When these enzymes are suppressed, medications stay in your bloodstream longer and at higher concentrations than intended. This can amplify side effects or push a drug into toxic territory. At least one published case involved a person falling into a coma after combining kava with alprazolam (Xanax). If you take any prescription medication regularly, the interaction risk is probably a bigger practical concern than the liver toxicity risk.
Combining kava with alcohol, benzodiazepines, sleep aids, or other sedating substances compounds the sedative effect and stresses the liver simultaneously. This combination should be avoided entirely.
Short-Term Effects on Alertness
One reassuring finding: a standard dose of kava does not appear to impair motor skills or reaction time the way prescription sedatives do. A randomized, placebo-controlled driving simulator study gave 22 adults either 180 mg of kavalactones (a typical medicinal dose), 30 mg of oxazepam (a benzodiazepine), or a placebo. The kava group showed no impairment on any driving measure compared to placebo. Their braking reaction time, steering, speed consistency, and crash rate were all statistically identical to the placebo group. The kava group actually had fewer concentration lapses than the oxazepam group.
This doesn’t mean kava can never impair you. Higher doses, especially of tudei varieties, can cause significant sedation and coordination problems. But at the doses used for mild anxiety relief, kava appears to reduce tension without dulling your ability to function.
Who Should Avoid Kava
Certain groups face higher risk. People with existing liver disease or a history of liver problems should not use kava. The same applies to anyone who drinks alcohol regularly, since alcohol and kava both tax the liver and amplify each other’s sedative effects. Pregnant and breastfeeding women should avoid kava due to the presence of potentially harmful compounds that can cross the placenta.
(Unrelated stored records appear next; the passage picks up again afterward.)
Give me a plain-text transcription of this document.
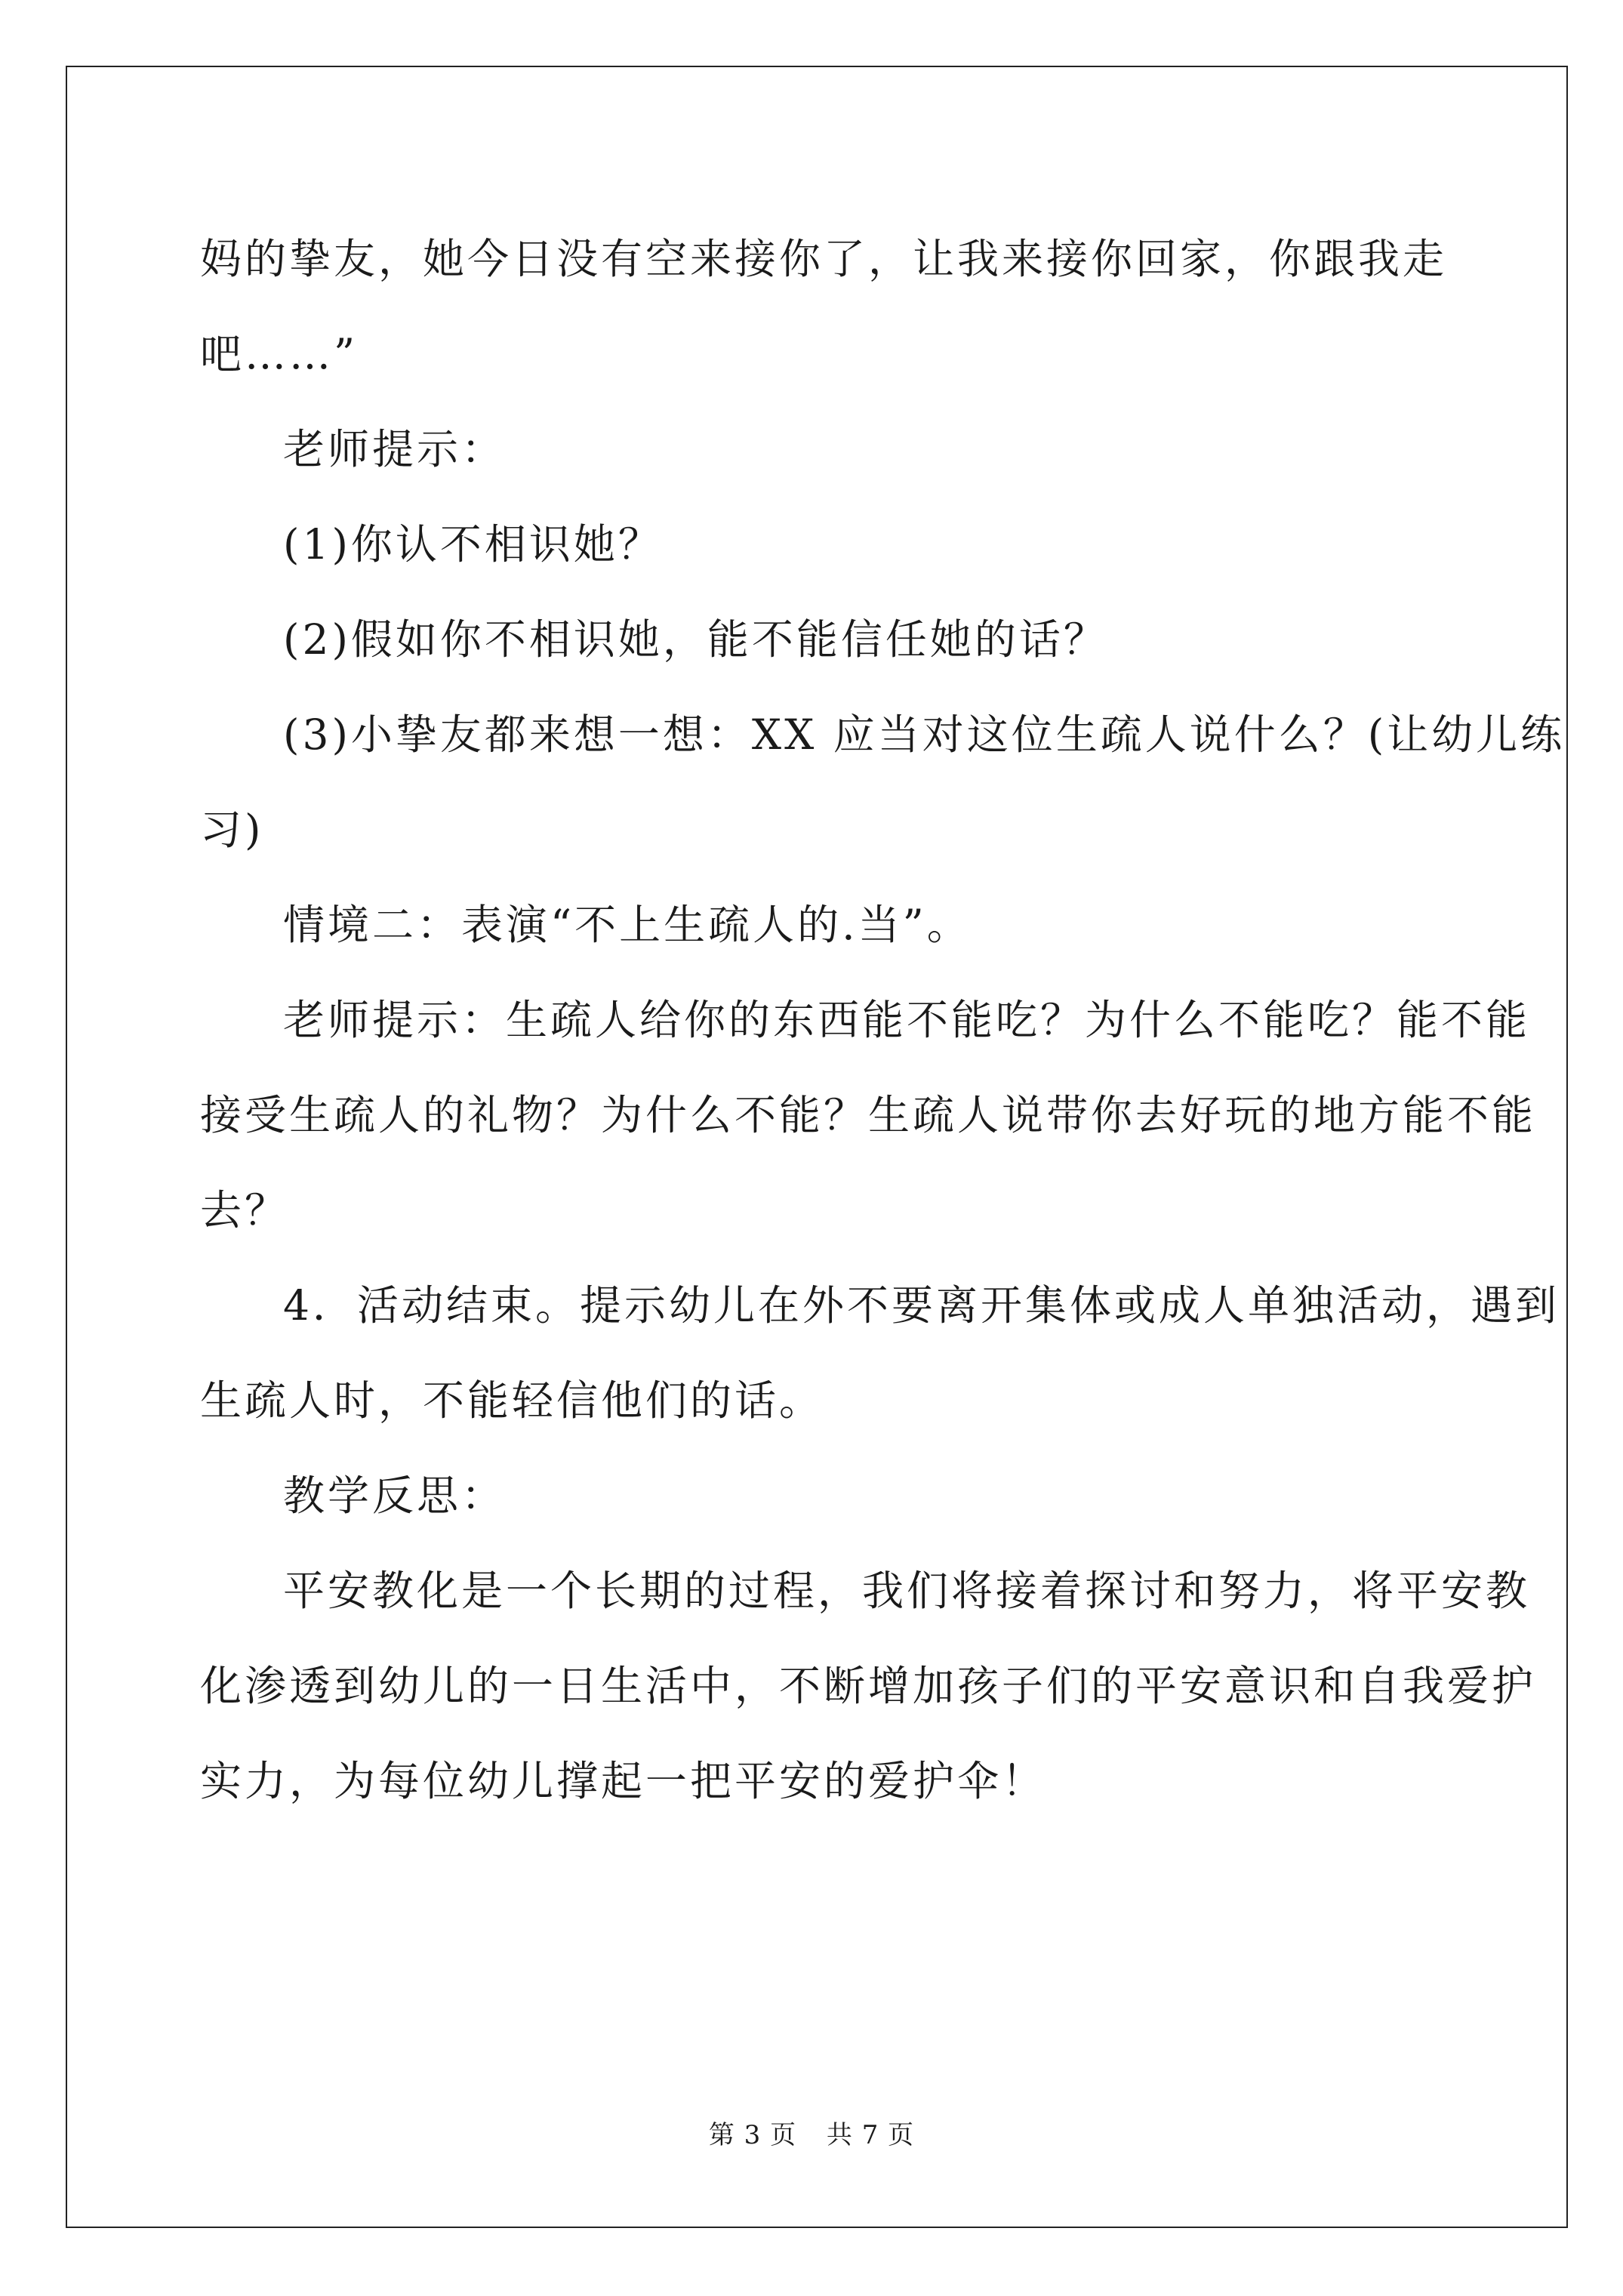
妈的挚友，她今日没有空来接你了，让我来接你回家，你跟我走
吧……”
老师提示：
(1)你认不相识她？
(2)假如你不相识她，能不能信任她的话？
(3)小挚友都来想一想：XX 应当对这位生疏人说什么？(让幼儿练
习)
情境二：表演“不上生疏人的.当”。
老师提示：生疏人给你的东西能不能吃？为什么不能吃？能不能
接受生疏人的礼物？为什么不能？生疏人说带你去好玩的地方能不能
去？
4．活动结束。提示幼儿在外不要离开集体或成人单独活动，遇到
生疏人时，不能轻信他们的话。
教学反思：
平安教化是一个长期的过程，我们将接着探讨和努力，将平安教
化渗透到幼儿的一日生活中，不断增加孩子们的平安意识和自我爱护
实力，为每位幼儿撑起一把平安的爱护伞！
第 3 页 共 7 页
If you take prescription medications, particularly those metabolized by the liver (which includes most medications), the enzyme inhibition issue makes kava a genuine concern. And if you’re using kava daily or in large quantities over weeks or months, you’re moving into the risk profile where liver injury and skin reactions become more plausible. Occasional use of a noble-variety, root-only product at moderate doses represents the lowest-risk approach for someone who chooses to use kava.